Today, I woke up thinking it was going to rain all day, and I wasn’t going to get to go for a run. I saw that my friends in Texas got rained out of their 10K (and got a yummy breakfast to fill that time!) and decided, since the rain was to hold off til 2, that I should head out. Lacey was in need of some time with me, so she got to go too!
We headed out to our favorite trail, and I told her (you talk to your dog, right?) that we were going out for three miles, and then coming back. No problem.
As we ran, I thought about how much I love this time out in nature. It was warm enough for me to wear a skirt (which I LOVE) and the birds were singing like crazy. Spring is so amazing! Everything coming to life and excited about the warmer weather to come!
This…is how we feel about running outside (finally!)!

Lacey is my run buddy. She keeps me company when I run, and, frankly, looks out for my safety.
Today, however, we got out to mile 3, and just as we turned around, my husband called to say it was raining! It was starting to show signs of rain where we were also, but nothing to be alarmed. That all changed in a half mile! Poor Lacey kept looking at me, as if to say “Why are we still out in the rain?!” We ran back to the car, throught puddles, downpour and lots of laughing! I told Lacey I was sorry, but it was so much fun!
As I ran, I thought about the rain, and my other friend who was doing Ironman Texas, and I was ‘swimming’ for her! (when I got home, I got the alert from her race that it was cancelled, due to the same storms that stopped my other friends from doing their 10K).
The next thoughts, were about how much this rain felt great. How my hat was soaked, my clothes were soaked, and my poor dog, was soaked. It was not cold. It was a beautiful spring rain.
Backtrack a bit…
It’s Sunday. Many people are heading to church on Sunday morning. I’m not going to lie, when I woke up, my first thought was about how long til church…then I decided I would rather run in the woods than go to church. You see, church, the past few years, has been a place of anxiety for me.
I left one church (the place I met my husband) after I noticed I had a difficult time focusing on the message and music, because the people on the stage were not genuine, and presented differently to me when they were out of the spotlight. That is disappointing.
I spent 2 years ‘church shopping’ and didn’t have much luck. It’s not easy to struggle like that, when you want to raise your child knowing who God is, and how important He is to who we are, and where we are going. One day, my husband came home and told me about a church that was starting in the area, and he wanted to be a part of its’ development. Of course, I supported him in this endeavor, and off we headed to be part of what we thought was a leadership/development/startup team for a new church. How exciting!
We worked for a year, helping to make the church a success. We noticed that we weren’t included in certain decisions, which was ok (although I did think it was because we are teachers, and not coorporated executives or people with money to donate.) We continued to help, volunteering weekly in children’s ministries and even getting the kids to help (which they loved). Then, their was a decision made that didn’t include us, but also disregarded the skills and talents we had to offer.
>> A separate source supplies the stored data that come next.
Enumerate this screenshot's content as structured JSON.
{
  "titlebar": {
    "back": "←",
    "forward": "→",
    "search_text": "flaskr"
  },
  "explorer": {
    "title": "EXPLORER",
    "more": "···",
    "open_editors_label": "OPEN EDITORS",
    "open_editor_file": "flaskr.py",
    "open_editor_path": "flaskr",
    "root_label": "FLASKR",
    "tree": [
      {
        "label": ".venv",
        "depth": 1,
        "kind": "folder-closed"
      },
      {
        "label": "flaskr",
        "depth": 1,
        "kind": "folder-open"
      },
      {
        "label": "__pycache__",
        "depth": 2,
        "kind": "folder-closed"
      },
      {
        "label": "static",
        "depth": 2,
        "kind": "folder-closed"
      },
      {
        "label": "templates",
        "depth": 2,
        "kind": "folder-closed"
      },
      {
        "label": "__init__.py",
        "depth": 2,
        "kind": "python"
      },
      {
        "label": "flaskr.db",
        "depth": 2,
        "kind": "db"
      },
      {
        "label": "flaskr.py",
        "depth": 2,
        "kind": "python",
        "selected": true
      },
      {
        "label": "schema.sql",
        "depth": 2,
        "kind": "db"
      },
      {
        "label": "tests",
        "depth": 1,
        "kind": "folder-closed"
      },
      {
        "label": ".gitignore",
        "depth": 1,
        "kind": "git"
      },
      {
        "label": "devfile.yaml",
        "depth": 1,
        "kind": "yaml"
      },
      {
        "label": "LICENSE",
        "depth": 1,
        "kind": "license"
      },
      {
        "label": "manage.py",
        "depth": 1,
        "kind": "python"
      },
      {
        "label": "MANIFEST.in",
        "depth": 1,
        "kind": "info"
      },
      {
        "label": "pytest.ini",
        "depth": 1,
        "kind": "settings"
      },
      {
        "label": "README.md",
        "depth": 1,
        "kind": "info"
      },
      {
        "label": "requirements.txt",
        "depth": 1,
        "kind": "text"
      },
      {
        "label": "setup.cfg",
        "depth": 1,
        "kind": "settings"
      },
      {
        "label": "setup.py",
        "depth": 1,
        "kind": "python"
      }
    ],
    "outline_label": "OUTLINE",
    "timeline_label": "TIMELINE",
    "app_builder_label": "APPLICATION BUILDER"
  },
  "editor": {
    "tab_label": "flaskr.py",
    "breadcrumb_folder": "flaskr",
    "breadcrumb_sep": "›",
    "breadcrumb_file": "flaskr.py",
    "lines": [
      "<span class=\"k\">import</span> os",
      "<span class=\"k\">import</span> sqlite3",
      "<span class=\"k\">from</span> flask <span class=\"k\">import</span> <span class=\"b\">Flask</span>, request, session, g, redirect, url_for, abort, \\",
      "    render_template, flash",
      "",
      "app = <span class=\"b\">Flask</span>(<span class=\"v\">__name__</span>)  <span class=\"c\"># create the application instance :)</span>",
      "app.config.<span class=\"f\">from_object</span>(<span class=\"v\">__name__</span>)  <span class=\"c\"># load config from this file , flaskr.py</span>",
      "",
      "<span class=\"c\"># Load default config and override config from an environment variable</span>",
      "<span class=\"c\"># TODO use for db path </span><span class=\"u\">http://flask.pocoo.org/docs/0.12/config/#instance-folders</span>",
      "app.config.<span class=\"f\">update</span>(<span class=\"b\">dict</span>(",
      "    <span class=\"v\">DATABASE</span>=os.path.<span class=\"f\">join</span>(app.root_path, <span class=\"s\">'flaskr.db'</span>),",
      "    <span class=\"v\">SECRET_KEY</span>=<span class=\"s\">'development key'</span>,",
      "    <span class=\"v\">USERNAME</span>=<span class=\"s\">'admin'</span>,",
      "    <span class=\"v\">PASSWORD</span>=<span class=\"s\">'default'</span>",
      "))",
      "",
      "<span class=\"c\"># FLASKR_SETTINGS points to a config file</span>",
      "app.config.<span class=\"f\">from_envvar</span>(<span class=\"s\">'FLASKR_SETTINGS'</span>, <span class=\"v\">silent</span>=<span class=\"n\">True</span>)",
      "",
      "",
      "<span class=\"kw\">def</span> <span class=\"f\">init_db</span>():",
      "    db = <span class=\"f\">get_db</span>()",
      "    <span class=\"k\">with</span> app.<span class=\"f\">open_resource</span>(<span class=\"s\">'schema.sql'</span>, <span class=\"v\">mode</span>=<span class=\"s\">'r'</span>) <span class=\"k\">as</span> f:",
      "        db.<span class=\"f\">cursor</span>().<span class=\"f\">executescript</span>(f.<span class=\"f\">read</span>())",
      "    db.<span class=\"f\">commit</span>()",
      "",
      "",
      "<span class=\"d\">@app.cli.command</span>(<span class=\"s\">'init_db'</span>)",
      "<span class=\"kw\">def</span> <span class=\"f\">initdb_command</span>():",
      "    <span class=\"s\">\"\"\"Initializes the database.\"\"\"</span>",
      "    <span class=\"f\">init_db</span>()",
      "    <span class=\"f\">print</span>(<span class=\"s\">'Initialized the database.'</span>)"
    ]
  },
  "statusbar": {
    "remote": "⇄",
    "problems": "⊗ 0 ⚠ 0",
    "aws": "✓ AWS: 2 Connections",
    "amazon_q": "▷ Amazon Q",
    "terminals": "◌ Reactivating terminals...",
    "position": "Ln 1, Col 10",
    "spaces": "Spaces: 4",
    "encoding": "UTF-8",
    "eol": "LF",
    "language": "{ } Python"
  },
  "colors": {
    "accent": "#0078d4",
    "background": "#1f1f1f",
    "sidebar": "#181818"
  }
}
So now, here I am, a year later, hurt by the people. Humans screw up, I get that, but we were gone from the church for over a year, and nobody seemed to notice. Nobody reached out. Nobody ‘cared’.
So, I found other ways to worship. I listen to Christian music all day. I take in the beauty of the outdoors. I am Blessed with the only room in my workplace that gets abundant sunlight. I celebrate the friends who invite me to run with them on races and locally. I rejoice in the beauty and intelligence of my daughter, who God Blessed me with!
See, I find God in the everyday. I find God in the Blessings that I get from being a mom, teacher, wife, dogmom, and friend. I miss the community of church, but am not in a place where I trust it…because, people…
So, off to the forest I run…with Lacey…celebrating God’s beauty and the life I have been given.